Today is Wednesday, July 22, the 204rd day of 2020. There are 162 days left in the year.
Today’s Highlight in History:
On July 22, 1862, President Abraham Lincoln presented to his Cabinet a preliminary draft of the Emancipation Proclamation.
On this date:
In 1587, an English colony fated to vanish under mysterious circumstances was established on Roanoke Island off North Carolina.
In 1933, American aviator Wiley Post completed the first solo flight around the world as he returned to New York’s Floyd Bennett Field after traveling for 7 days, 18 and 3/4 hours.

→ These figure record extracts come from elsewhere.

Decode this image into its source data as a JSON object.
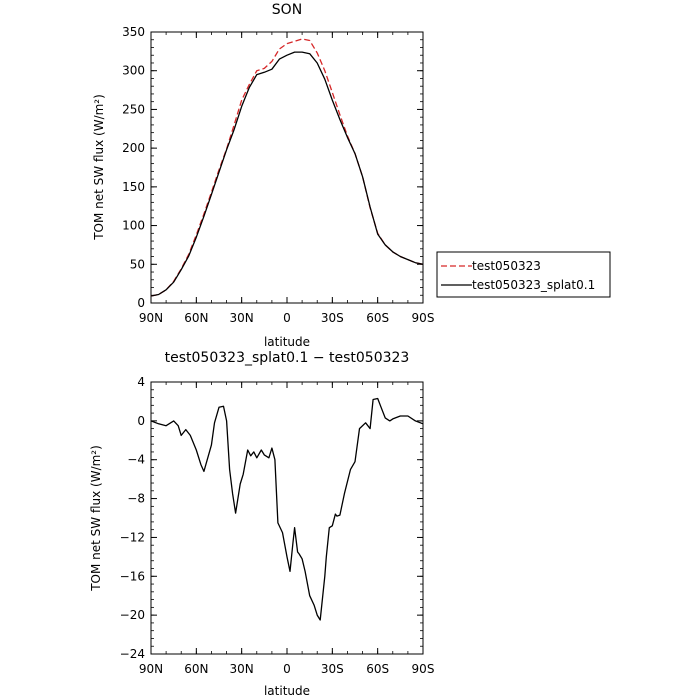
{
  "chart_data": [
    {
      "type": "line",
      "title": "SON",
      "xlabel": "latitude",
      "ylabel": "TOM net SW flux (W/m²)",
      "ylim": [
        0,
        350
      ],
      "yticks": [
        0,
        50,
        100,
        150,
        200,
        250,
        300,
        350
      ],
      "xlim": [
        90,
        -90
      ],
      "xtick_values": [
        90,
        60,
        30,
        0,
        -30,
        -60,
        -90
      ],
      "xtick_labels": [
        "90N",
        "60N",
        "30N",
        "0",
        "30S",
        "60S",
        "90S"
      ],
      "legend": "right",
      "x": [
        90,
        85,
        80,
        75,
        70,
        65,
        60,
        55,
        50,
        45,
        40,
        35,
        30,
        25,
        20,
        15,
        10,
        5,
        0,
        -5,
        -10,
        -15,
        -20,
        -25,
        -30,
        -35,
        -40,
        -45,
        -50,
        -55,
        -60,
        -65,
        -70,
        -75,
        -80,
        -85,
        -90
      ],
      "series": [
        {
          "name": "test050323",
          "color": "#d62728",
          "dash": "dashed",
          "values": [
            9,
            11,
            17,
            28,
            44,
            63,
            88,
            115,
            143,
            172,
            199,
            230,
            262,
            282,
            300,
            303,
            312,
            328,
            335,
            338,
            341,
            339,
            323,
            300,
            272,
            243,
            216,
            193,
            163,
            123,
            90,
            75,
            66,
            60,
            56,
            52,
            50
          ]
        },
        {
          "name": "test050323_splat0.1",
          "color": "#000000",
          "dash": "solid",
          "values": [
            9,
            11,
            17,
            27,
            43,
            61,
            85,
            112,
            140,
            169,
            198,
            224,
            254,
            278,
            295,
            298,
            302,
            315,
            320,
            324,
            324,
            322,
            310,
            289,
            262,
            237,
            214,
            193,
            163,
            124,
            89,
            75,
            66,
            60,
            56,
            52,
            50
          ]
        }
      ]
    },
    {
      "type": "line",
      "title": "test050323_splat0.1 − test050323",
      "xlabel": "latitude",
      "ylabel": "TOM net SW flux (W/m²)",
      "ylim": [
        -24,
        4
      ],
      "yticks": [
        -24,
        -20,
        -16,
        -12,
        -8,
        -4,
        0,
        4
      ],
      "xlim": [
        90,
        -90
      ],
      "xtick_values": [
        90,
        60,
        30,
        0,
        -30,
        -60,
        -90
      ],
      "xtick_labels": [
        "90N",
        "60N",
        "30N",
        "0",
        "30S",
        "60S",
        "90S"
      ],
      "x": [
        90,
        85,
        80,
        75,
        72,
        70,
        67,
        64,
        60,
        57,
        55,
        50,
        48,
        45,
        42,
        40,
        38,
        36,
        34,
        31,
        29,
        26,
        24,
        22,
        20,
        17,
        15,
        12,
        10,
        8,
        6,
        3,
        0,
        -2,
        -4,
        -5,
        -7,
        -8,
        -10,
        -12,
        -15,
        -18,
        -20,
        -22,
        -25,
        -26,
        -28,
        -30,
        -32,
        -33,
        -35,
        -38,
        -42,
        -45,
        -48,
        -52,
        -55,
        -57,
        -60,
        -62,
        -65,
        -68,
        -70,
        -75,
        -80,
        -85,
        -90
      ],
      "series": [
        {
          "name": "",
          "color": "#000000",
          "dash": "solid",
          "values": [
            0,
            -0.3,
            -0.5,
            0,
            -0.5,
            -1.5,
            -0.9,
            -1.5,
            -3,
            -4.5,
            -5.2,
            -2.5,
            -0.2,
            1.4,
            1.5,
            0,
            -5,
            -7.5,
            -9.5,
            -6.5,
            -5.5,
            -3,
            -3.6,
            -3.2,
            -3.8,
            -3,
            -3.5,
            -3.8,
            -2.8,
            -4,
            -10.5,
            -11.5,
            -14,
            -15.5,
            -12.5,
            -11,
            -13.5,
            -13.7,
            -14.2,
            -15.5,
            -18,
            -19,
            -20,
            -20.5,
            -16,
            -14,
            -11,
            -10.8,
            -9.6,
            -9.8,
            -9.7,
            -7.5,
            -5,
            -4.2,
            -0.8,
            -0.2,
            -0.8,
            2.2,
            2.3,
            1.5,
            0.3,
            0,
            0.2,
            0.5,
            0.5,
            0,
            -0.3
          ]
        }
      ]
    }
  ]
}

In 1934, bank robber John Dillinger was shot to death by federal agents outside Chicago’s Biograph Theater, where he had just seen the Clark Gable movie “Manhattan Melodrama.”
In 1937, the U.S. Senate rejected President Franklin D. Roosevelt’s proposal to add more justices to the Supreme Court.

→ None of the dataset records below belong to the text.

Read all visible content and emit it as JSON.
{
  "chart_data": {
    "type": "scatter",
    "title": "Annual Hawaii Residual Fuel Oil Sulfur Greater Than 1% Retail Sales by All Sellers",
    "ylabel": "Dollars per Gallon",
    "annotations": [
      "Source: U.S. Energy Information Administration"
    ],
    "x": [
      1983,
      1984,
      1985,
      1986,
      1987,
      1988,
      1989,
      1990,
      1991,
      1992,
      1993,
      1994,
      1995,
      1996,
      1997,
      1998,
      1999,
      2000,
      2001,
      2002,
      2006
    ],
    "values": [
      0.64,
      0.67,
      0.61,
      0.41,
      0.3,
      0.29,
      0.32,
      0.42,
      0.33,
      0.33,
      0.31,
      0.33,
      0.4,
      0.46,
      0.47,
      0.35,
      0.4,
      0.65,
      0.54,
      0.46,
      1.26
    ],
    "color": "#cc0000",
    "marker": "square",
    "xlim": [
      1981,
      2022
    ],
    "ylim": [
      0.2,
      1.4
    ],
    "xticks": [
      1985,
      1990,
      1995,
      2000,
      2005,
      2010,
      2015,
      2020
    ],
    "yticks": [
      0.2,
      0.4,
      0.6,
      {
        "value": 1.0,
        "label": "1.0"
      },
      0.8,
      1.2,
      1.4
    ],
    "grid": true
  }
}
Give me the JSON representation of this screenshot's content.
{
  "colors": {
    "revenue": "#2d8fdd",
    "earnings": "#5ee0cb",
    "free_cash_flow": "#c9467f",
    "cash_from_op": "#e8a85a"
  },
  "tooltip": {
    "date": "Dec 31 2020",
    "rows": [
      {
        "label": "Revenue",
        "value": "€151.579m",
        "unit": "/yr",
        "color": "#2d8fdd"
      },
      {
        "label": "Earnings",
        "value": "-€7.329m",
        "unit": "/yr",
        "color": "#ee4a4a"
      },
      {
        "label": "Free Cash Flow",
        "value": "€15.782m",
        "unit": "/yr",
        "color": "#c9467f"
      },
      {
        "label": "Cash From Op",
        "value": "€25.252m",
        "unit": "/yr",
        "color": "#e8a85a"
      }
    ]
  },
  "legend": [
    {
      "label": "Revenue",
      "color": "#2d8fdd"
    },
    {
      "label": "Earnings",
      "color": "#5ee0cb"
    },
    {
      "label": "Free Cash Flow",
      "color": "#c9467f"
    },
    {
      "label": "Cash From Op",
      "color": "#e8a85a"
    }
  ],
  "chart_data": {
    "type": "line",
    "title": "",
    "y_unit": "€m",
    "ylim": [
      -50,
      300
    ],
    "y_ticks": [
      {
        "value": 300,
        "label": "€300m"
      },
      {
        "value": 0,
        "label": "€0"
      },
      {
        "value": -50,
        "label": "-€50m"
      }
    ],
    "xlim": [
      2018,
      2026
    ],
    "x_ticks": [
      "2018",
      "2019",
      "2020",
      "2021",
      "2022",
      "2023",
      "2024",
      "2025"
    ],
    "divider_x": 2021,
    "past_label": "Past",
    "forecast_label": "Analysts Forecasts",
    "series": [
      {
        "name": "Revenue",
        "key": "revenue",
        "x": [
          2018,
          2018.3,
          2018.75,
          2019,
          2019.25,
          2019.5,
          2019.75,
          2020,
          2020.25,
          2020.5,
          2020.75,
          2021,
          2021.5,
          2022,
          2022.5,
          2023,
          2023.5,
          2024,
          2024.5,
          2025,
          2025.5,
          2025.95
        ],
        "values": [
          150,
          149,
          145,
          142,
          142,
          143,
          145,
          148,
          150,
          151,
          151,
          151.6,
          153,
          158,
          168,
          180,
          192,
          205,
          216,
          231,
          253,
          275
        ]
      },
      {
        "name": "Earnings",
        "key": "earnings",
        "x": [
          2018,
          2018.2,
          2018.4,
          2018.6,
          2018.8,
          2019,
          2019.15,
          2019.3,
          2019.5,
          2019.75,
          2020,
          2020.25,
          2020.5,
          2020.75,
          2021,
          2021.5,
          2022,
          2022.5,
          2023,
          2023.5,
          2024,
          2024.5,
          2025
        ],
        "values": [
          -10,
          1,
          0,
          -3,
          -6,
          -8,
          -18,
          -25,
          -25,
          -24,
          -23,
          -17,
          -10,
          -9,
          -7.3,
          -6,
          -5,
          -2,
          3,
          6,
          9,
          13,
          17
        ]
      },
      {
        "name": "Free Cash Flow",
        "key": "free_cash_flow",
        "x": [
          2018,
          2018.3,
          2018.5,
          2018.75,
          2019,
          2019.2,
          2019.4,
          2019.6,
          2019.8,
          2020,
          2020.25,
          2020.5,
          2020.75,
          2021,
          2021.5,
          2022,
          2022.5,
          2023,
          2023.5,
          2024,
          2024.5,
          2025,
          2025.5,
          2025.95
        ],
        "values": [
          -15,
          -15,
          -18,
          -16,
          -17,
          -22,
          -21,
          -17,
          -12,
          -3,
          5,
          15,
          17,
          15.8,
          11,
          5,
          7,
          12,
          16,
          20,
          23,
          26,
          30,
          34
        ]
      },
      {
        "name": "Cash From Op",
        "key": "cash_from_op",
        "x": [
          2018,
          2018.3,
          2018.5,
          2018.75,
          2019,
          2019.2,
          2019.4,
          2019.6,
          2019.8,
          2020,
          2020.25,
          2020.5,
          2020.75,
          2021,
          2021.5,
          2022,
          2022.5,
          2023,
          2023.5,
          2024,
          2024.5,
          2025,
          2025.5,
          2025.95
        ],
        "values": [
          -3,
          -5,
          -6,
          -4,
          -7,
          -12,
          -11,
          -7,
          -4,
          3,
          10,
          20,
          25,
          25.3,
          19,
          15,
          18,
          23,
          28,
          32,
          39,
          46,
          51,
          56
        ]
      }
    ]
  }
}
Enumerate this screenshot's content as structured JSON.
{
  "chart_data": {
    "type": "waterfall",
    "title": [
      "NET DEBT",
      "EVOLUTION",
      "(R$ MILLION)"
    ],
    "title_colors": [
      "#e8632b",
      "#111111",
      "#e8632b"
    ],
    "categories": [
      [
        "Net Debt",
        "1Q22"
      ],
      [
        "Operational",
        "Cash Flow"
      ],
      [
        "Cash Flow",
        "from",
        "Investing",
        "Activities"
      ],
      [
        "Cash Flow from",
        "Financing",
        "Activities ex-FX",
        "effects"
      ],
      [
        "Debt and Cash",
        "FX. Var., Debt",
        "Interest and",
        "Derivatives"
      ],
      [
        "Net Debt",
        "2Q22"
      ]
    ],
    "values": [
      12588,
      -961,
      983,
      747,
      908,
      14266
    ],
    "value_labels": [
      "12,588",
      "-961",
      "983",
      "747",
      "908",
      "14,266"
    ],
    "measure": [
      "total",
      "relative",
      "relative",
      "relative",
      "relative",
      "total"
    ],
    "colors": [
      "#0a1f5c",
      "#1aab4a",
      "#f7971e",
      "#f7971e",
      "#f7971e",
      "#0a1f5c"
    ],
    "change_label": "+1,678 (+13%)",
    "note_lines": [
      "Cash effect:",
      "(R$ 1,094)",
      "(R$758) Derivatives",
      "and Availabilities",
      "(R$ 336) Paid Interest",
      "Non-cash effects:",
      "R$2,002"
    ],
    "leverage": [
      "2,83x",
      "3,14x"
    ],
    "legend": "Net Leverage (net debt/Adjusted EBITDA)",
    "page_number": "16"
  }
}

In 1942, the Nazis began transporting Jews from the Warsaw Ghetto to the Treblinka concentration camp. Gasoline rationing involving the use of coupons began along the Atlantic seaboard.

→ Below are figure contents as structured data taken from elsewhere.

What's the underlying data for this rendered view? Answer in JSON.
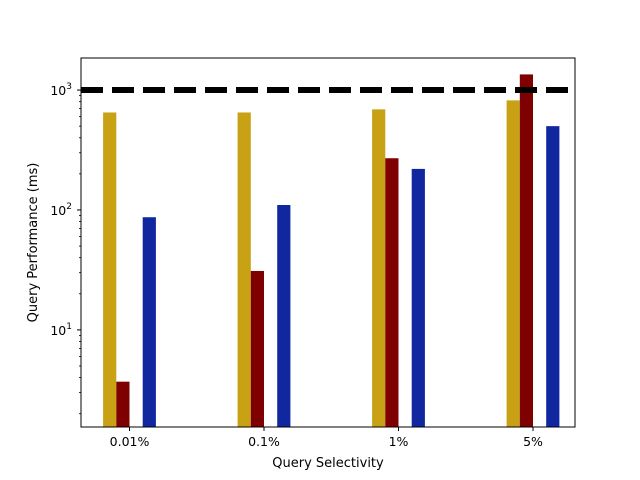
{
  "chart_data": {
    "type": "bar",
    "title": "",
    "xlabel": "Query Selectivity",
    "ylabel": "Query Performance (ms)",
    "yscale": "log",
    "ylim": [
      1.55,
      1850
    ],
    "yticks": [
      {
        "value": 10,
        "base": "10",
        "exp": "1"
      },
      {
        "value": 100,
        "base": "10",
        "exp": "2"
      },
      {
        "value": 1000,
        "base": "10",
        "exp": "3"
      }
    ],
    "categories": [
      "0.01%",
      "0.1%",
      "1%",
      "5%"
    ],
    "series": [
      {
        "color": "#c9a115",
        "values": [
          650,
          650,
          690,
          820
        ]
      },
      {
        "color": "#7f0000",
        "values": [
          3.7,
          31,
          270,
          1350
        ]
      },
      {
        "color": "#fffffe",
        "values": [
          null,
          null,
          null,
          null
        ]
      },
      {
        "color": "#1127a0",
        "values": [
          87,
          110,
          220,
          500
        ]
      }
    ],
    "reference_line": {
      "value": 1000,
      "color": "#000000",
      "style": "dashed"
    },
    "grid": false,
    "legend": "none"
  }
}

In 1946, the militant Zionist group Irgun blew up a wing of the King David Hotel in Jerusalem, killing 91 people.
In 1957, Walter “Fred” Morrison applied for a patent for a “flying toy” which became known as the Frisbee.
In 1967, American author, historian and poet Carl Sandburg died at his North Carolina home at age 89.
In 1975, the House of Representatives joined the Senate in voting to restore the American citizenship of Confederate Gen. Robert E. Lee.
In 1991, police in Milwaukee arrested Jeffrey Dahmer, who later confessed to murdering 17 men and boys (Dahmer ended up being beaten to death by a fellow prison inmate).
In 1992, Colombian drug lord Pablo Escobar escaped from his luxury prison near Medellin (meh-deh-YEEN’). (He was slain by security forces in December 1993.)
In 2011, Anders Breivik (AHN’-durs BRAY’-vihk), a self-described “militant nationalist,” massacred 69 people at a Norwegian island youth retreat after detonating a bomb in nearby Oslo that killed eight others in the nation’s worst violence since World War II.